Dass die demographischen Entwicklungen der näheren Zukunft nicht zuletzt auch die Medizin verändern werden, ist jedem Mediziner klar. Aber was bedeutet das konkret für die Urologie? Sind wir gerüstet für den „geriatrischen“ Patienten, den wir urologisch behandeln sollen? Bedeutet „geriatrische Urologie“ Urologie an „Älteren“ mit den vorhandenen Methoden?

Allen Kollegen, die einen Zuwachs an onkologischen Behandlungsfällen wegen der Altershäufigkeit z. B. des Prostatakarzinoms oder des Nierenzellkarzinoms erwarten, sei gesagt, dass onkologische Erkrankungen bei multimorbiden, vulnerablen, von Autonomieverlust bedrohten geriatrischen Patienten eine untergeordnete Rolle spielen. Die geriatrischen Hauptthemen sind die Immobilität mit Gangunsicherheit und Sturzneigung, kognitive Defizite mit intelektuellem Abbau bis hin zum Delir, die Inkontinenz, Immundefizite und nicht zuletzt auch die soziale Isolation mit Altersarmut. Einem geriatrischen Syndrom, bei dem nicht monolithisch vom Symptom über die Ursache zur „Reparatur“ gedacht wird, beeinflussen sich viele Funktionseinschränkungen auf somatischer, psychischer und sozialer Ebene gegenseitig negativ. Einem solchen geriatrischen Syndrom können mehrere Erkrankungen zugrunde liegen, andererseits kann sich auch eine Erkrankung in mehreren Syndromen manifestieren. Als Beispiel sei hier die Harninkontinenz erwähnt, die etwas mit Immobilität und Muskelabbau zu tun hat, mit Nykturie und Sturzneigung, mit Exsikkose und kognitivem Abbau, mit Komorbiditäten wie der diabetischen Polyneuropathie und ihrer Therapie wie die diuretisch wirksame Therapie mit Antidiabetika aus der Reihe der Diflozine. Ein arthrosebedingter Schmerz führt zur Immobilität, diese wiederum zum Muskelabbau, die (morphinhaltige) Schmerzmedikation verschlechtert die Kognition und beeinflusst die Blasenfunktion mit einer Restharnbildung. Diese ist Risikofaktor für eine Bakteriurie, die die Kontinenzlage verschlechtert …
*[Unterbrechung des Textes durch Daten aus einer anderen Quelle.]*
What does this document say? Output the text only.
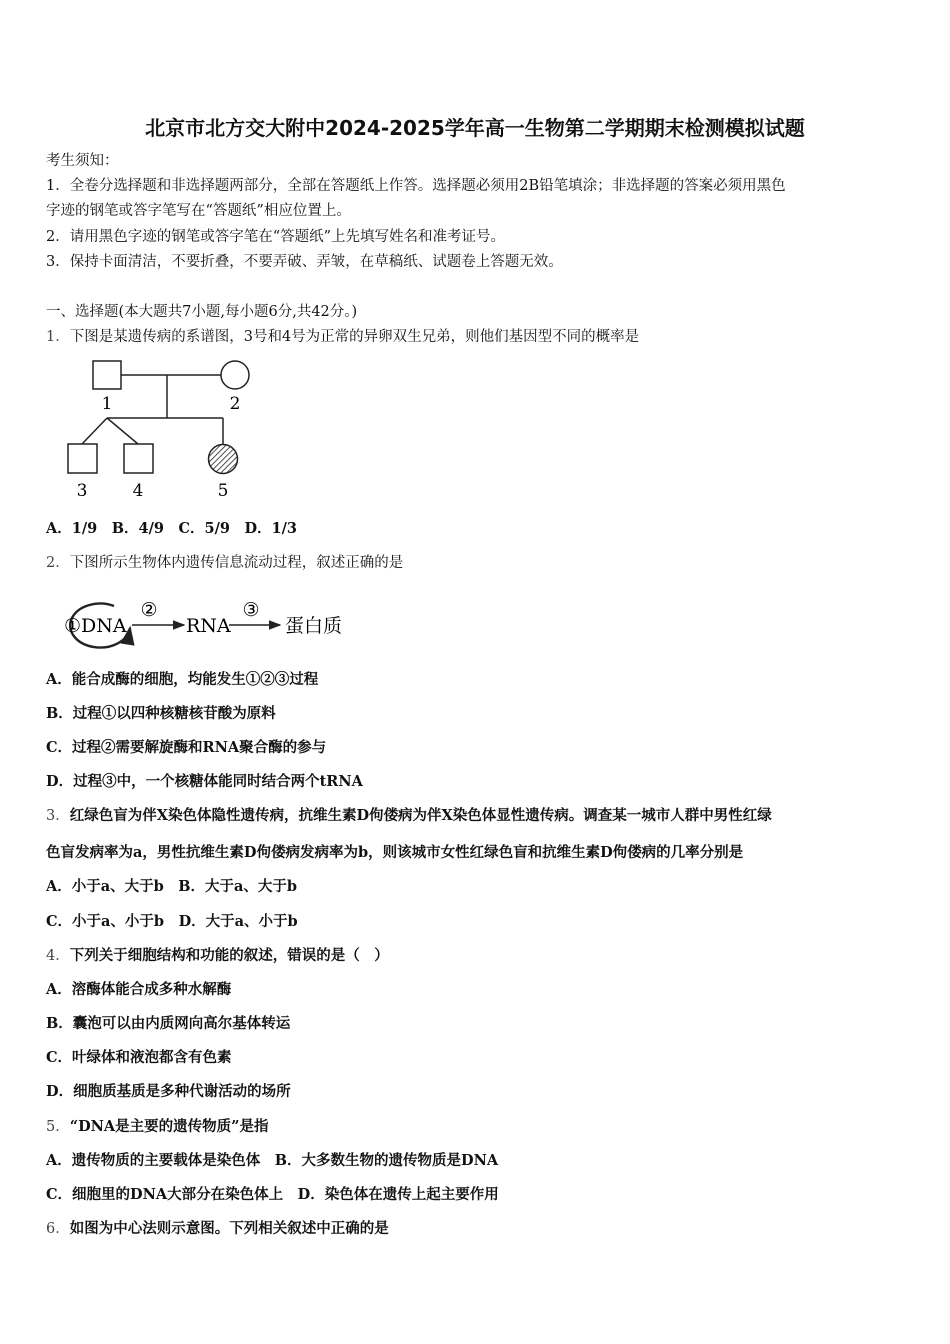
北京市北方交大附中2024-2025学年高一生物第二学期期末检测模拟试题
考生须知：
1．全卷分选择题和非选择题两部分，全部在答题纸上作答。选择题必须用2B铅笔填涂；非选择题的答案必须用黑色
字迹的钢笔或答字笔写在“答题纸”相应位置上。
2．请用黑色字迹的钢笔或答字笔在“答题纸”上先填写姓名和准考证号。
3．保持卡面清洁，不要折叠，不要弄破、弄皱，在草稿纸、试题卷上答题无效。
一、选择题(本大题共7小题,每小题6分,共42分。)
1．下图是某遗传病的系谱图，3号和4号为正常的异卵双生兄弟，则他们基因型不同的概率是
1	2
3	4	5
A．1/9　B．4/9　C．5/9　D．1/3
2．下图所示生物体内遗传信息流动过程，叙述正确的是
①DNA
②
RNA
③
蛋白质
A．能合成酶的细胞，均能发生①②③过程
B．过程①以四种核糖核苷酸为原料
C．过程②需要解旋酶和RNA聚合酶的参与
D．过程③中，一个核糖体能同时结合两个tRNA
3．红绿色盲为伴X染色体隐性遗传病，抗维生素D佝偻病为伴X染色体显性遗传病。调查某一城市人群中男性红绿
色盲发病率为a，男性抗维生素D佝偻病发病率为b，则该城市女性红绿色盲和抗维生素D佝偻病的几率分别是
A．小于a、大于b　B．大于a、大于b
C．小于a、小于b　D．大于a、小于b
4．下列关于细胞结构和功能的叙述，错误的是（　）
A．溶酶体能合成多种水解酶
B．囊泡可以由内质网向高尔基体转运
C．叶绿体和液泡都含有色素
D．细胞质基质是多种代谢活动的场所
5．“DNA是主要的遗传物质”是指
A．遗传物质的主要载体是染色体　B．大多数生物的遗传物质是DNA
C．细胞里的DNA大部分在染色体上　D．染色体在遗传上起主要作用
6．如图为中心法则示意图。下列相关叙述中正确的是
Die erfolgreiche Bewältigung der Herausforderungen, die der geriatrische Patient in der Urologie bietet, bedeutet dann auch den Erwerb eines speziellen – vielleicht auch allgemeinmedizinischen Know-how’s neben der Anwendung und hier erforderlicher geriatrischer Methoden. Zentral sind hier Screening- und Assessment-Tools, mit denen nicht nur das Aufdecken von geriatrischem Handlungsbedarf gelingt, sondern auch die untersucherunabhängige, strukturierte Erfassung von Mobilität oder Kognition mit der Möglichkeit, Veränderungen im zeitlichen Verlauf zu erkennen. Hier sollte eine Erweiterung des „urologischen Denkens“ erfolgen, das zwar bei der Indikationsstellung zur transurethralen Prostataresektion den validierten IPSS-Score mit dem vorliegenden Punktwert nutzt, aber für den Patienten lebenswichtige Entscheidungen z. B. über die Anwendung von Taxanen oder die Durchführung einer Operation dem „klinischen Eindruck“ oder dem „internistischen Konsil“ überlässt.

So hat das vorliegende Schwerpunktheft „geriatrische Urologie“ die geriatrischen Assessments, aber auch die typischen Problemfelder an der Schnittstelle zwischen Urologie und Geriatrie zum Thema: die (medikamenteninduzierte) Hämaturie, die Harnblasenlangzeitdrainage, das Delir und andere. Es geht hier um nicht weniger als die Anpassung der Urologie an die speziellen Herausforderungen der alternden Gesellschaft. Dies ist berufspolitisch wichtig und steht im Einklang mit dem Motto der 70. Jahrestagung der Deutschen Gesellschaft für Urologie: Tradition, Innovation, Verantwortung.